The "default", the most commonly used and described, distribution of choice for count data is the Poisson distribution. Most often it is illustrated using example of its first practical usage:
A practical application of this distribution was made by Ladislaus
Bortkiewicz in 1898 when he was given the task of investigating the
number of soldiers in the Prussian army killed accidentally by horse
kicks; this experiment introduced the Poisson distribution to the
field of reliability engineering.
Poisson distribution is parametrized by rate $\lambda$ per fixed time interval ($\lambda$ is also it's mean and variance). In case of regression, we can use Poisson distribution in generalized linear model with log-linear link function
E(Y|X,\beta) = \lambda = \exp\left( \beta_0 + \beta_1 X_1 + \dots + \beta_k X_k \right)

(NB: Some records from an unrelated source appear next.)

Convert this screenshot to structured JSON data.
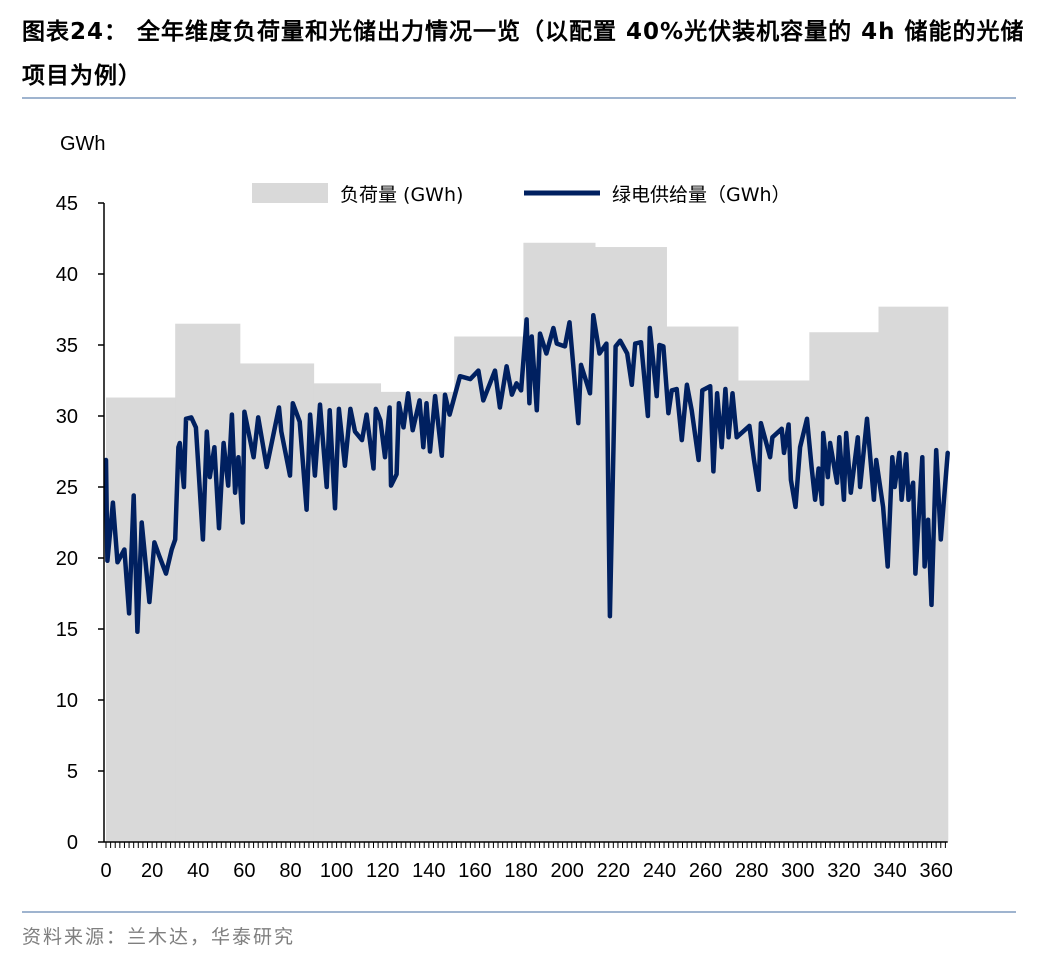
{
  "header": {
    "title": "图表24：  全年维度负荷量和光储出力情况一览（以配置 40%光伏装机容量的 4h 储能的光储项目为例）"
  },
  "footer": {
    "source": "资料来源：兰木达，华泰研究"
  },
  "colors": {
    "load_fill": "#d9d9d9",
    "supply_line": "#002060",
    "rule": "#9fb4cf"
  },
  "chart_data": {
    "type": "area+line",
    "title": "",
    "ylabel": "GWh",
    "xlabel": "",
    "xlim": [
      0,
      365
    ],
    "ylim": [
      0,
      45
    ],
    "x_ticks": [
      0,
      20,
      40,
      60,
      80,
      100,
      120,
      140,
      160,
      180,
      200,
      220,
      240,
      260,
      280,
      300,
      320,
      340,
      360
    ],
    "y_ticks": [
      0,
      5,
      10,
      15,
      20,
      25,
      30,
      35,
      40,
      45
    ],
    "grid": false,
    "legend_position": "top",
    "series": [
      {
        "name": "负荷量 (GWh)",
        "type": "step-area",
        "steps": [
          {
            "from": 0,
            "to": 30,
            "value": 31.3
          },
          {
            "from": 30,
            "to": 58,
            "value": 36.5
          },
          {
            "from": 58,
            "to": 90,
            "value": 33.7
          },
          {
            "from": 90,
            "to": 119,
            "value": 32.3
          },
          {
            "from": 119,
            "to": 151,
            "value": 31.7
          },
          {
            "from": 151,
            "to": 181,
            "value": 35.6
          },
          {
            "from": 181,
            "to": 212,
            "value": 42.2
          },
          {
            "from": 212,
            "to": 243,
            "value": 41.9
          },
          {
            "from": 243,
            "to": 274,
            "value": 36.3
          },
          {
            "from": 274,
            "to": 305,
            "value": 32.5
          },
          {
            "from": 305,
            "to": 335,
            "value": 35.9
          },
          {
            "from": 335,
            "to": 365,
            "value": 37.7
          }
        ]
      },
      {
        "name": "绿电供给量（GWh）",
        "type": "line",
        "x": [
          0,
          0.6,
          3,
          5,
          8,
          10,
          12,
          13.6,
          15.5,
          18.8,
          21,
          23,
          26,
          28.5,
          30,
          31.4,
          32,
          33.8,
          34.7,
          37,
          39,
          42,
          43.7,
          45,
          47,
          49,
          51,
          53,
          54.6,
          56,
          57.4,
          59.3,
          60,
          64,
          66,
          69.7,
          75,
          76,
          79.8,
          81,
          84,
          87,
          88.5,
          90.6,
          92.8,
          95.7,
          97,
          99.3,
          101,
          103.6,
          106,
          108,
          111,
          113,
          116,
          117,
          119,
          121,
          123,
          123.6,
          126,
          127,
          129,
          131,
          133,
          136,
          137.6,
          139,
          140.5,
          142.7,
          145.6,
          147,
          149,
          153.5,
          158,
          161.5,
          163.6,
          168.7,
          170.8,
          173.7,
          176,
          178,
          180,
          182.4,
          183.6,
          184.6,
          186.8,
          188.2,
          191,
          194,
          195.5,
          199,
          201,
          204.8,
          206,
          209.9,
          211.3,
          214,
          217,
          218.5,
          221,
          223,
          226,
          228,
          229.5,
          232,
          235,
          235.8,
          238.8,
          240,
          241.7,
          243.9,
          245.3,
          247.5,
          249.7,
          251.9,
          254,
          257,
          258.6,
          262,
          263.4,
          265,
          267,
          268.6,
          270,
          271.7,
          273.5,
          279,
          281,
          283,
          284,
          286,
          288,
          289,
          293,
          294,
          296,
          297,
          299,
          301,
          304,
          306,
          307.5,
          309,
          310.5,
          311,
          313,
          314,
          317,
          318,
          320,
          321,
          323,
          326,
          327,
          330,
          333,
          334,
          337,
          339,
          341,
          342,
          344,
          345,
          347,
          348,
          350,
          351,
          354,
          355,
          356.5,
          358,
          360,
          362,
          365
        ],
        "y": [
          26.9,
          19.8,
          23.9,
          19.7,
          20.6,
          16.1,
          24.4,
          14.8,
          22.5,
          16.9,
          21.1,
          20.2,
          18.9,
          20.6,
          21.3,
          27.8,
          28.1,
          25.0,
          29.8,
          29.9,
          29.2,
          21.3,
          28.9,
          25.7,
          27.8,
          22.1,
          28.1,
          25.1,
          30.1,
          24.6,
          27.1,
          22.5,
          30.3,
          27.1,
          29.9,
          26.4,
          30.6,
          28.9,
          25.8,
          30.9,
          29.6,
          23.4,
          30.1,
          25.8,
          30.8,
          25.0,
          30.4,
          23.5,
          30.5,
          26.5,
          30.5,
          28.9,
          28.3,
          30.1,
          26.3,
          30.5,
          29.7,
          27.1,
          30.6,
          25.1,
          25.9,
          30.9,
          29.2,
          31.6,
          29.0,
          31.1,
          27.8,
          30.9,
          27.5,
          31.4,
          27.2,
          31.5,
          30.1,
          32.8,
          32.6,
          33.2,
          31.1,
          33.2,
          30.6,
          33.5,
          31.5,
          32.3,
          31.8,
          36.8,
          30.9,
          35.6,
          30.4,
          35.8,
          34.4,
          36.2,
          35.1,
          34.9,
          36.6,
          29.5,
          33.6,
          31.6,
          37.1,
          34.4,
          35.1,
          15.9,
          34.9,
          35.3,
          34.4,
          32.2,
          35.1,
          35.2,
          30.0,
          36.2,
          31.4,
          35.0,
          34.9,
          30.2,
          31.8,
          31.9,
          28.3,
          32.2,
          30.4,
          26.9,
          31.8,
          32.1,
          26.1,
          31.6,
          27.8,
          31.9,
          28.5,
          31.6,
          28.5,
          29.3,
          26.9,
          24.8,
          29.5,
          28.3,
          27.1,
          28.5,
          29.1,
          27.4,
          29.4,
          25.5,
          23.6,
          27.8,
          29.8,
          26.4,
          24.1,
          26.3,
          23.8,
          28.8,
          25.7,
          28.1,
          25.3,
          28.5,
          24.1,
          28.8,
          24.6,
          28.5,
          25.0,
          29.8,
          24.1,
          26.9,
          23.6,
          19.4,
          27.1,
          25.0,
          27.4,
          24.1,
          27.3,
          24.1,
          25.3,
          18.9,
          27.1,
          19.4,
          22.7,
          16.7,
          27.6,
          21.3,
          27.4
        ]
      }
    ]
  }
}
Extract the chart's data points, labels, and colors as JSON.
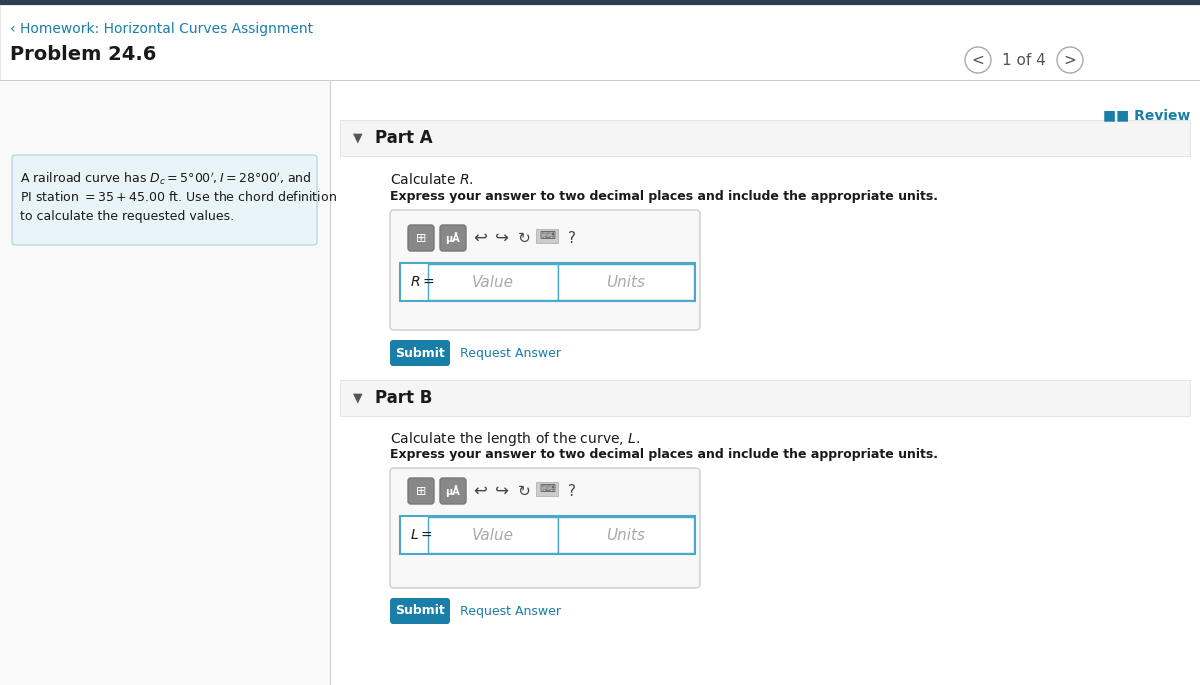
{
  "bg_color": "#ffffff",
  "top_bar_color": "#2c3e50",
  "top_bar_height": 0.045,
  "header_link_text": "‹ Homework: Horizontal Curves Assignment",
  "header_link_color": "#1a7fa8",
  "problem_title": "Problem 24.6",
  "problem_title_color": "#1a1a1a",
  "nav_text": "1 of 4",
  "nav_color": "#555555",
  "review_text": "■■ Review",
  "review_color": "#1a7fa8",
  "left_panel_bg": "#e8f4f8",
  "left_panel_border": "#b8d8e8",
  "left_panel_text_line1": "A railroad curve has $D_c = 5°00', I = 28°00'$, and",
  "left_panel_text_line2": "PI station $= 35 + 45.00$ ft. Use the chord definition",
  "left_panel_text_line3": "to calculate the requested values.",
  "left_panel_text_color": "#1a1a1a",
  "divider_color": "#dddddd",
  "part_a_title": "Part A",
  "part_b_title": "Part B",
  "section_bg": "#f5f5f5",
  "section_title_color": "#1a1a1a",
  "calc_r_text": "Calculate $R$.",
  "calc_r_bold": "Express your answer to two decimal places and include the appropriate units.",
  "calc_l_text": "Calculate the length of the curve, $L$.",
  "calc_l_bold": "Express your answer to two decimal places and include the appropriate units.",
  "input_box_bg": "#ffffff",
  "input_box_border": "#4aa8c8",
  "toolbar_bg": "#888888",
  "value_placeholder": "Value",
  "units_placeholder": "Units",
  "submit_bg": "#1a7fa8",
  "submit_text_color": "#ffffff",
  "submit_text": "Submit",
  "request_answer_text": "Request Answer",
  "request_answer_color": "#1a7fa8",
  "r_label": "$R =$",
  "l_label": "$L =$"
}
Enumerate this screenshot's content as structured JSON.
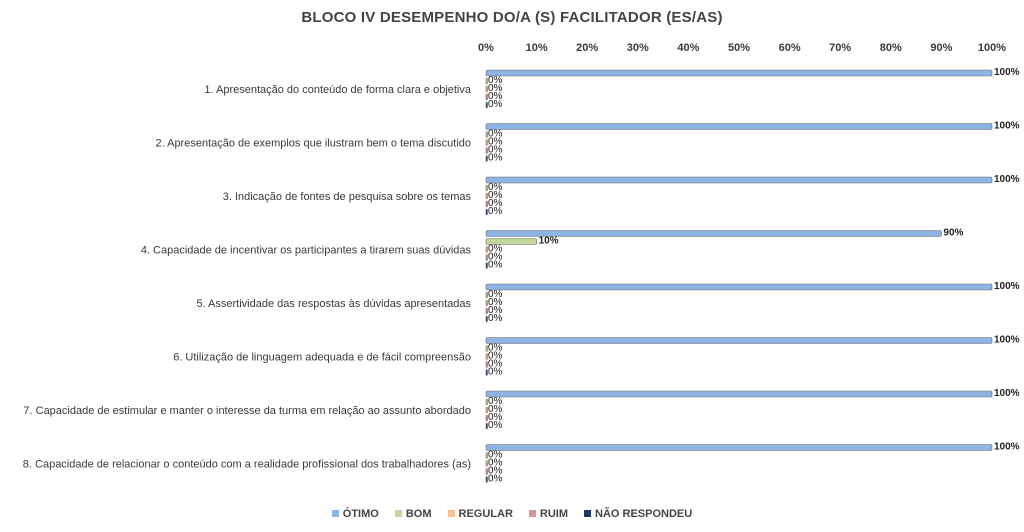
{
  "chart_data": {
    "type": "bar",
    "orientation": "horizontal",
    "title": "BLOCO IV DESEMPENHO DO/A (S) FACILITADOR (ES/AS)",
    "xlim": [
      0,
      100
    ],
    "x_ticks": [
      "0%",
      "10%",
      "20%",
      "30%",
      "40%",
      "50%",
      "60%",
      "70%",
      "80%",
      "90%",
      "100%"
    ],
    "axis_position": "top",
    "grid": false,
    "legend_position": "bottom",
    "categories": [
      "1. Apresentação do conteúdo de forma clara e objetiva",
      "2. Apresentação de exemplos que ilustram bem o tema discutido",
      "3. Indicação de fontes de pesquisa sobre os temas",
      "4. Capacidade de incentivar os participantes a tirarem suas dúvidas",
      "5. Assertividade das respostas às dúvidas apresentadas",
      "6. Utilização de linguagem adequada e de fácil compreensão",
      "7. Capacidade de estimular e manter o interesse da turma em relação ao assunto abordado",
      "8. Capacidade de relacionar  o conteúdo com a realidade profissional dos trabalhadores (as)"
    ],
    "series": [
      {
        "name": "ÓTIMO",
        "color": "#8eb4e3",
        "values": [
          100,
          100,
          100,
          90,
          100,
          100,
          100,
          100
        ]
      },
      {
        "name": "BOM",
        "color": "#c3d69b",
        "values": [
          0,
          0,
          0,
          10,
          0,
          0,
          0,
          0
        ]
      },
      {
        "name": "REGULAR",
        "color": "#fac090",
        "values": [
          0,
          0,
          0,
          0,
          0,
          0,
          0,
          0
        ]
      },
      {
        "name": "RUIM",
        "color": "#d99694",
        "values": [
          0,
          0,
          0,
          0,
          0,
          0,
          0,
          0
        ]
      },
      {
        "name": "NÃO RESPONDEU",
        "color": "#1f3864",
        "values": [
          0,
          0,
          0,
          0,
          0,
          0,
          0,
          0
        ]
      }
    ]
  }
}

that is called Poisson regression, since we can assume that $\lambda$ is a rate of Poisson distribution. Notice however that for log-linear regression you do not have to make such assumption and simply use GLM with log link with non-count data. When interpreting the parameters you need to remember that, because of using log transform, changes in independent variable result in multiplicative changes in the predicted counts.
The problem with using Poisson distribution for the real-life data is that it assumes mean to be equal to the variance. Violation of this assumption is called overdispersion. In such cases you can always use quasi-Poisson model, non-Poisson log-linear model (for large counts Poisson can be approximated by normal distribution), negative binomial regression (closely related to Poisson; see Berk and MacDonald, 2008), or other models, as described by Stephan Kolassa.
For some friendly introduction to Poisson regression you can also check papers by Lavery (2010), or Coxe, West and Aiken (2009).
Lavery, R. (2010). An Animated Guide: An Introduction To Poisson Regression. NESUG paper, sa04.
Coxe, S., West, S.G., & Aiken, L.S. (2009). The analysis of count data: A gentle introduction to Poisson regression and its alternatives. Journal of personality assessment, 91(2), 121-136.
Berk, R., & MacDonald, J. M. (2008). Overdispersion and Poisson regression. Journal of Quantitative Criminology, 24(3), 269-284.